Liau Jiann Jong, Cheng Cheng Kung, Huang Chun Hsiung, Lo Wai Hee
Orthopaedic Biomechanics Laboratory, Institute of Biomedical Engineering, National Yang Ming University, No. 155, Sec. 2, Li-Nung St., Shih-Pai, 11221, ROC, Taipei, Taiwan.
Clin Biomech (Bristol). 2002 Feb;17(2):140-6. doi: 10.1016/s0268-0033(01)00109-7.
To investigate the effects of malalignment on stresses in tibial polyethylene component of total knee prostheses.
A three-dimensional finite element analysis was used to calculate the contact stress and von Mises stress in the tibial polyethylene component subjected to a compressive load, and the malalignment situations were simulated.
Many biomechanical studies to investigate the stresses in tibial polyethylene component were assumed at the ideal contact alignment. The effect of malalignment on stresses in tibial polyethylene component was not investigated extensively.
Three-dimensional finite element models of the tibiofemoral joint of knee prostheses for three different designs were constructed. Three malalignment conditions including the medial translation (0.25, 0.5 and 1.0 mm), internal rotation (1 degree, 3 degree and 5 degree), and varus tilt (1 degree, 3 degree and 5 degree) of the femoral component relative to the tibial component were simulated. A compression load of 3000 N was applied to the tibiofemoral joint at 0 degree of flexion. The maximum contact stress and von Mises stress in the tibial component were compared to investigate the effects of malalignment.

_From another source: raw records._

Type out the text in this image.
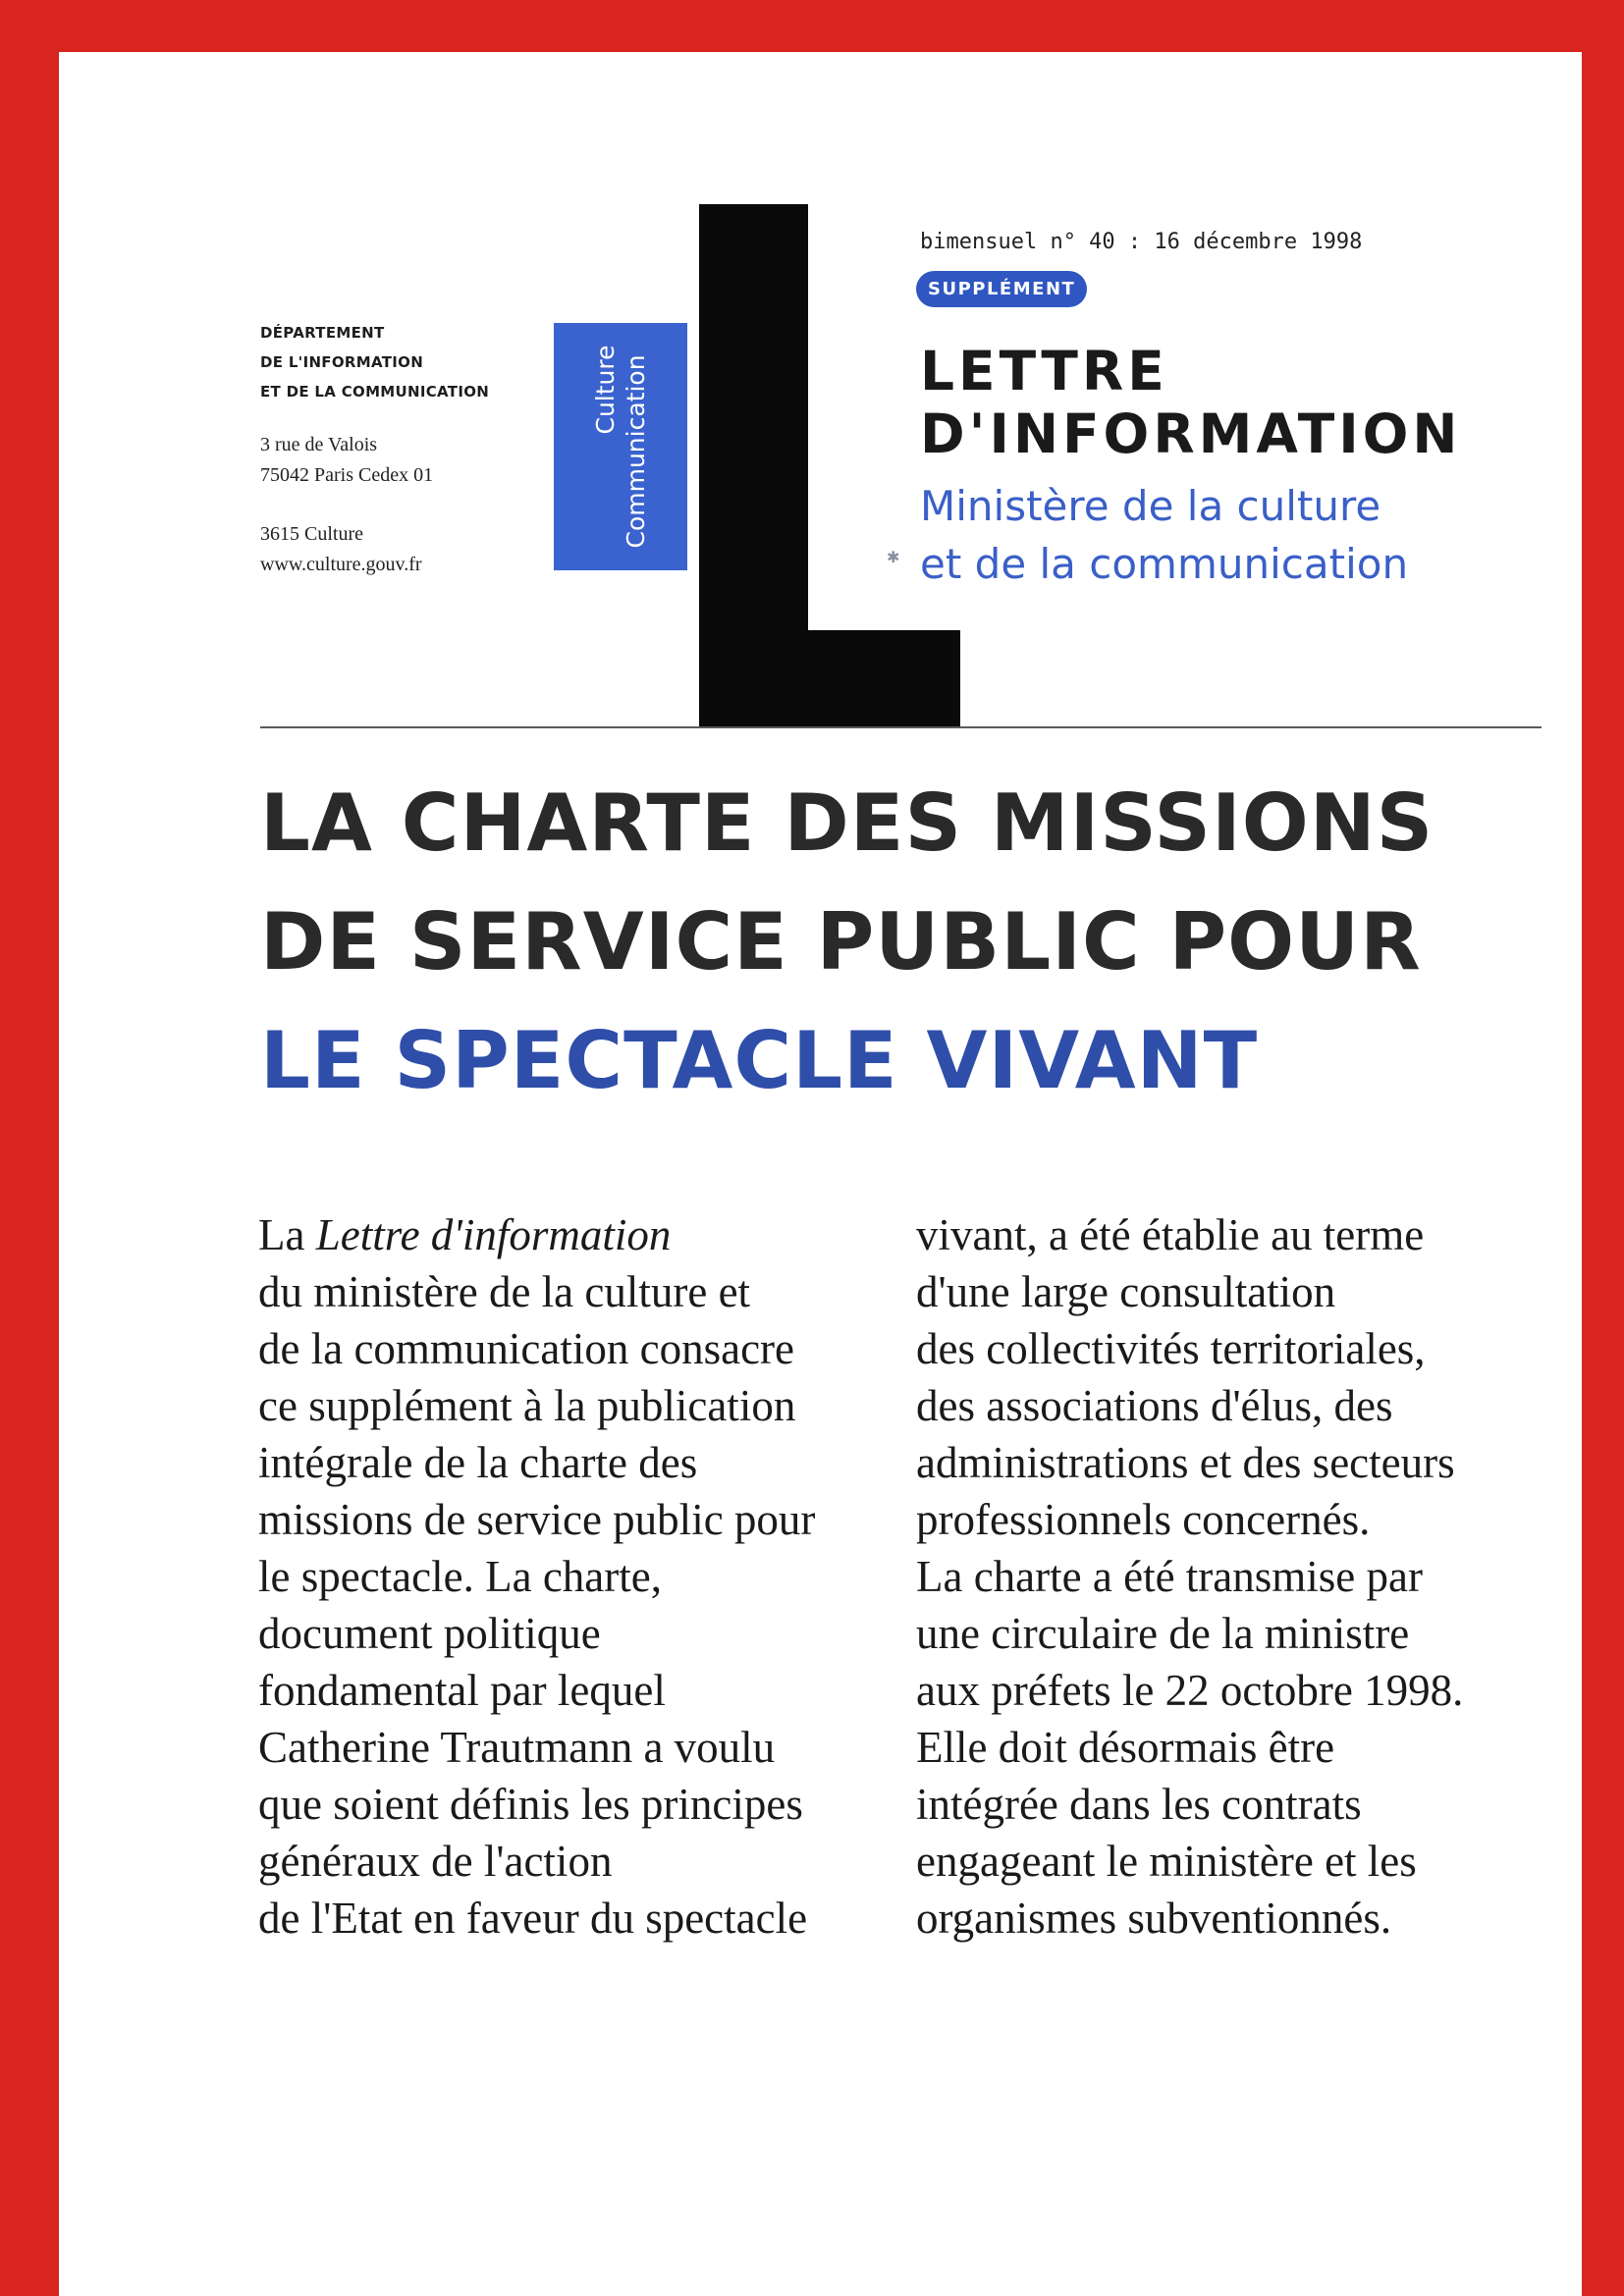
DÉPARTEMENT
DE L'INFORMATION
ET DE LA COMMUNICATION
3 rue de Valois
75042 Paris Cedex 01
3615 Culture
www.culture.gouv.fr
Culture Communication
bimensuel n° 40 : 16 décembre 1998
SUPPLÉMENT
LETTRE
D'INFORMATION
Ministère de la culture
et de la communication
✱
LA CHARTE DES MISSIONS
DE SERVICE PUBLIC POUR
LE SPECTACLE VIVANT
La Lettre d'information
du ministère de la culture et
de la communication consacre
ce supplément à la publication
intégrale de la charte des
missions de service public pour
le spectacle. La charte,
document politique
fondamental par lequel
Catherine Trautmann a voulu
que soient définis les principes
généraux de l'action
de l'Etat en faveur du spectacle
vivant, a été établie au terme
d'une large consultation
des collectivités territoriales,
des associations d'élus, des
administrations et des secteurs
professionnels concernés.
La charte a été transmise par
une circulaire de la ministre
aux préfets le 22 octobre 1998.
Elle doit désormais être
intégrée dans les contrats
engageant le ministère et les
organismes subventionnés.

In comparing with the neutral position, the greatest increase of maximum contact stress were 67.6%, 14.3% and 145.9% and the greatest increase of maximum von Mises stress were 92.5%, 22.7% and 120.6% in maltranslation, internal rotation and varus tilt simulations, respectively.
The greatest increase of contact stress and von Mises stress was occurred in the high conformity flat-on-flat design of knee prosthesis under the severest malalignment condition. The high conformity curve-on-curve design of knee prosthesis has the minimal risk of polyethylene wear under the malalignment conditions.

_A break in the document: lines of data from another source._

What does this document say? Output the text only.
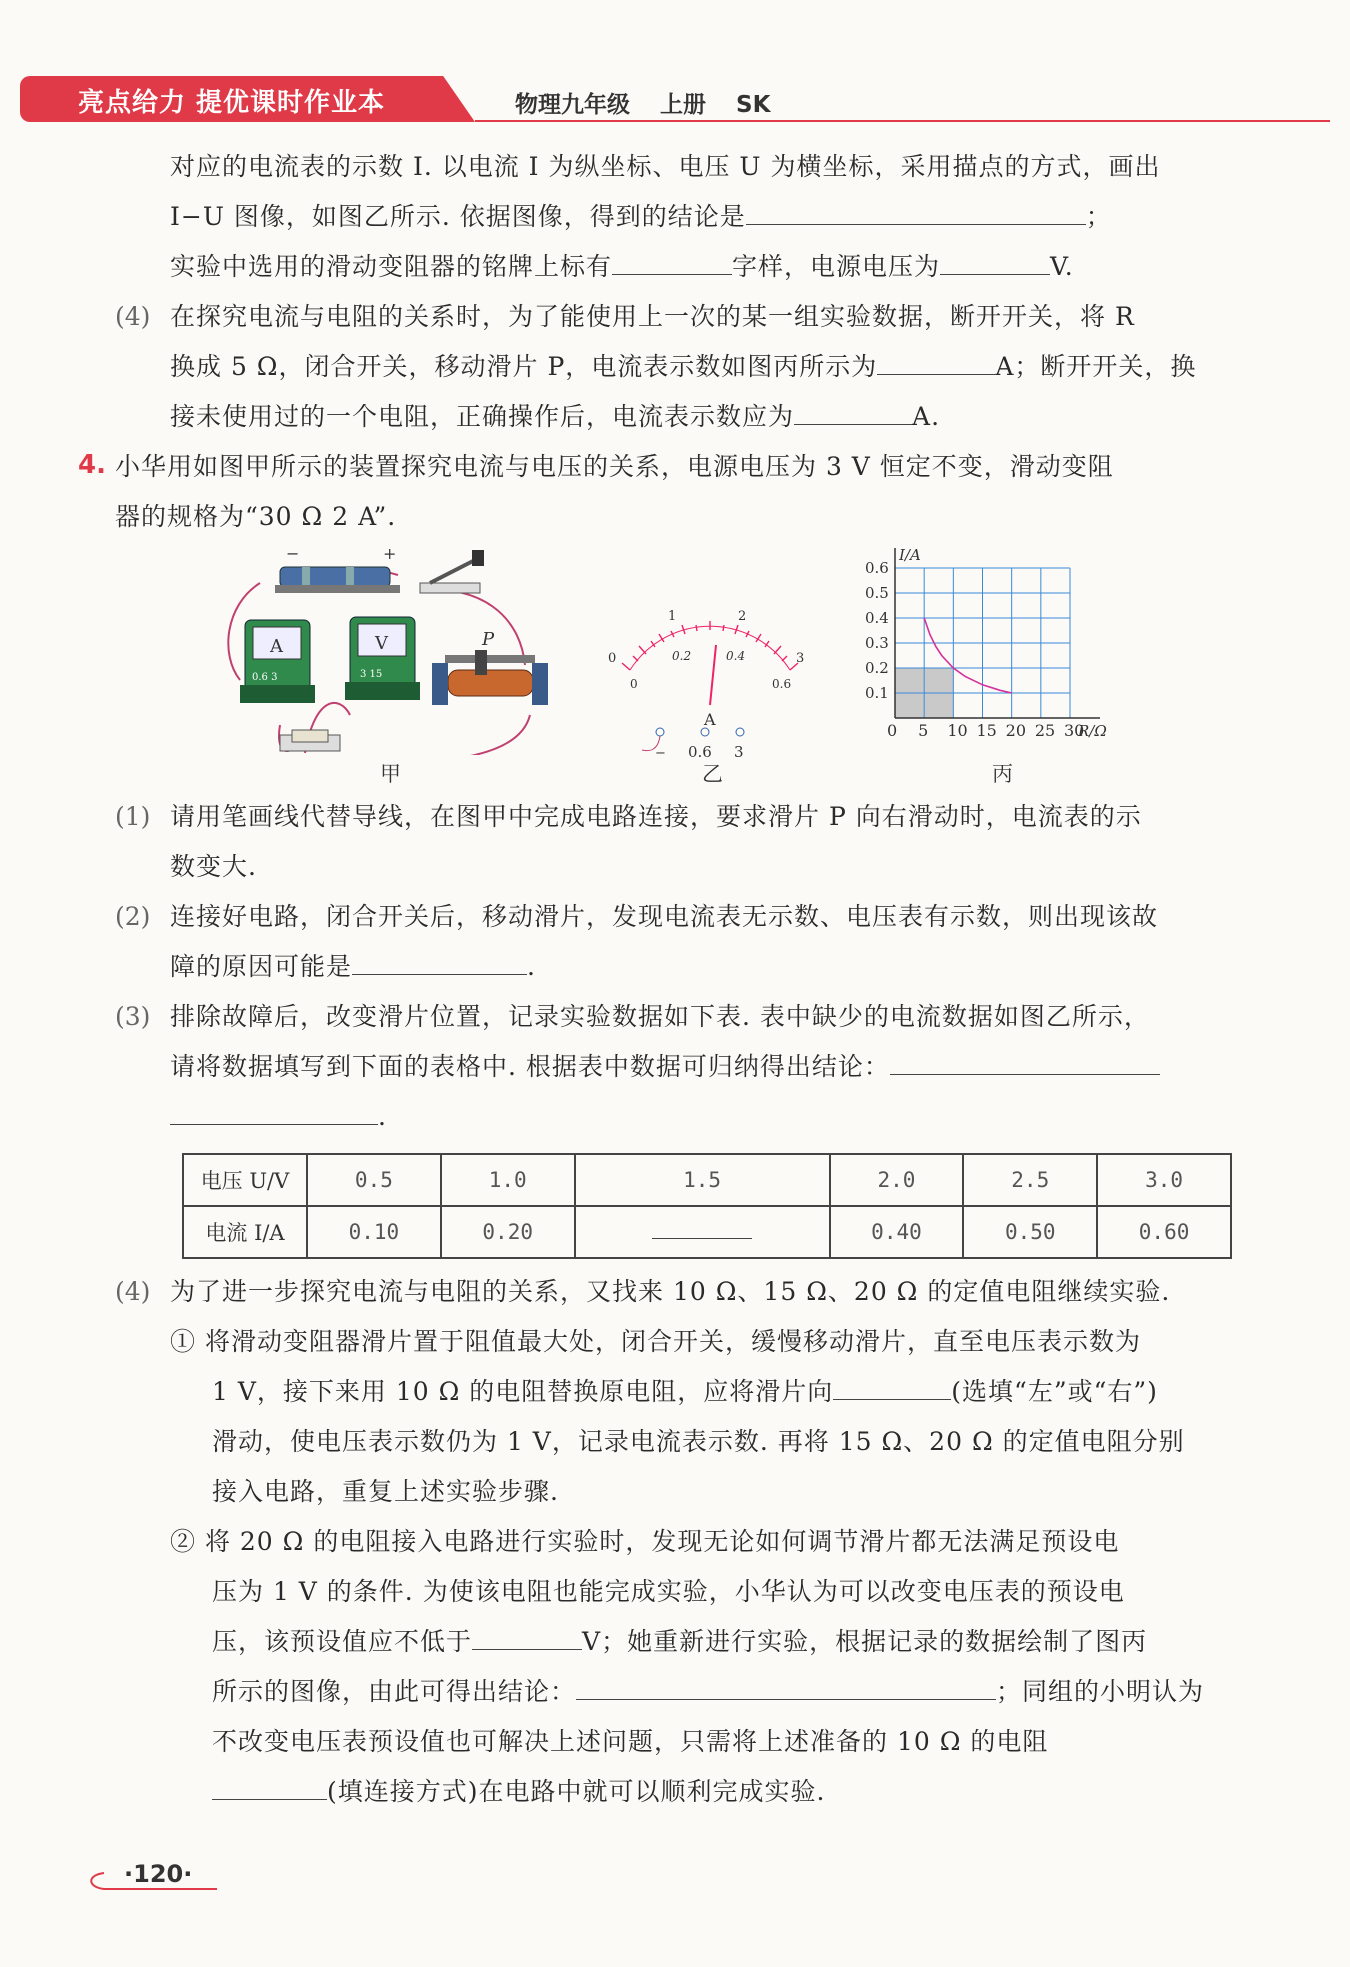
亮点给力 提优课时作业本	物理九年级 上册 SK
对应的电流表的示数 I. 以电流 I 为纵坐标、电压 U 为横坐标，采用描点的方式，画出
I−U 图像，如图乙所示. 依据图像，得到的结论是	；
实验中选用的滑动变阻器的铭牌上标有	字样，电源电压为	V.
(4) 在探究电流与电阻的关系时，为了能使用上一次的某一组实验数据，断开开关，将 R
换成 5 Ω，闭合开关，移动滑片 P，电流表示数如图丙所示为	A；断开开关，换
接未使用过的一个电阻，正确操作后，电流表示数应为	A.
4. 小华用如图甲所示的装置探究电流与电压的关系，电源电压为 3 V 恒定不变，滑动变阻
器的规格为“30 Ω 2 A”.
−	+
A
0.6 3
V
3 15
P
甲
0
1	2
3
0
0.2	0.4
0.6
A
− 0.6 3
乙
0 5 10 15 20 25 30
0.1
0.2
0.3
0.4
0.5
0.6
R/Ω
I/A
丙
(1) 请用笔画线代替导线，在图甲中完成电路连接，要求滑片 P 向右滑动时，电流表的示
数变大.
(2) 连接好电路，闭合开关后，移动滑片，发现电流表无示数、电压表有示数，则出现该故
障的原因可能是	.
(3) 排除故障后，改变滑片位置，记录实验数据如下表. 表中缺少的电流数据如图乙所示，
请将数据填写到下面的表格中. 根据表中数据可归纳得出结论：
.
电压 U/V	0.5	1.0	1.5	2.0	2.5	3.0
电流 I/A	0.10	0.20		0.40	0.50	0.60
(4) 为了进一步探究电流与电阻的关系，又找来 10 Ω、15 Ω、20 Ω 的定值电阻继续实验.
① 将滑动变阻器滑片置于阻值最大处，闭合开关，缓慢移动滑片，直至电压表示数为
1 V，接下来用 10 Ω 的电阻替换原电阻，应将滑片向	(选填“左”或“右”)
滑动，使电压表示数仍为 1 V，记录电流表示数. 再将 15 Ω、20 Ω 的定值电阻分别
接入电路，重复上述实验步骤.
② 将 20 Ω 的电阻接入电路进行实验时，发现无论如何调节滑片都无法满足预设电
压为 1 V 的条件. 为使该电阻也能完成实验，小华认为可以改变电压表的预设电
压，该预设值应不低于	V；她重新进行实验，根据记录的数据绘制了图丙
所示的图像，由此可得出结论：	；同组的小明认为
不改变电压表预设值也可解决上述问题，只需将上述准备的 10 Ω 的电阻
(填连接方式)在电路中就可以顺利完成实验.
·120·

This study revealed the importance of malalignment effect on stresses in tibial polyethylene component. Polyethylene wear in surface replacement total knees will be minimal when a high conformity curve-on-curve knee design is used and the rotational line between the femoral and tibial components has the least effect on polyethylene wear but varus/valgus malalignment, even with the best designed prosthesis will still accelerate wear.
研究对线不良对全膝关节假体胫骨聚乙烯部件应力的影响。
采用三维有限元分析方法,计算在压缩载荷作用下胫骨聚乙烯部件的接触应力和冯·米塞斯应力,并模拟对线不良情况。
许多研究胫骨聚乙烯部件应力的生物力学研究都是在理想接触对线的假设下进行的。对线不良对胫骨聚乙烯部件应力的影响尚未得到广泛研究。
构建三种不同设计的膝关节假体胫股关节三维有限元模型。模拟了三种对线不良情况,包括股骨部件相对于胫骨部件的内侧平移(0.25、0.5和1.0毫米)、内旋(1度、3度和5度)以及内翻倾斜(1度、3度和5度)。在屈膝0度时,对胫股关节施加3000牛的压缩载荷。比较胫骨部件中的最大接触应力和冯·米塞斯应力,以研究对线不良的影响。
与中立位置相比,在平移不良、内旋和内翻倾斜模拟中,最大接触应力的最大增幅分别为67.6%、14.3%和145.9%,最大冯·米塞斯应力的最大增幅分别为92.
5%、22.7%和120.6%。
在最严重的对线不良情况下,膝关节假体的高顺应性平面-平面设计中接触应力和冯·米塞斯应力的增幅最大。在对线不良情况下,膝关节假体的高顺应性曲面-曲面设计聚乙烯磨损风险最小。
本研究揭示了对线不良对胫骨聚乙烯部件应力影响的重要性。当使用高顺应性曲面-曲面膝关节设计时,表面置换全膝关节中的聚乙烯磨损将最小,并且股骨和胫骨部件之间的旋转对线对聚乙烯磨损的影响最小,但内翻/外翻对线不良,即使是设计最佳的假体仍会加速磨损。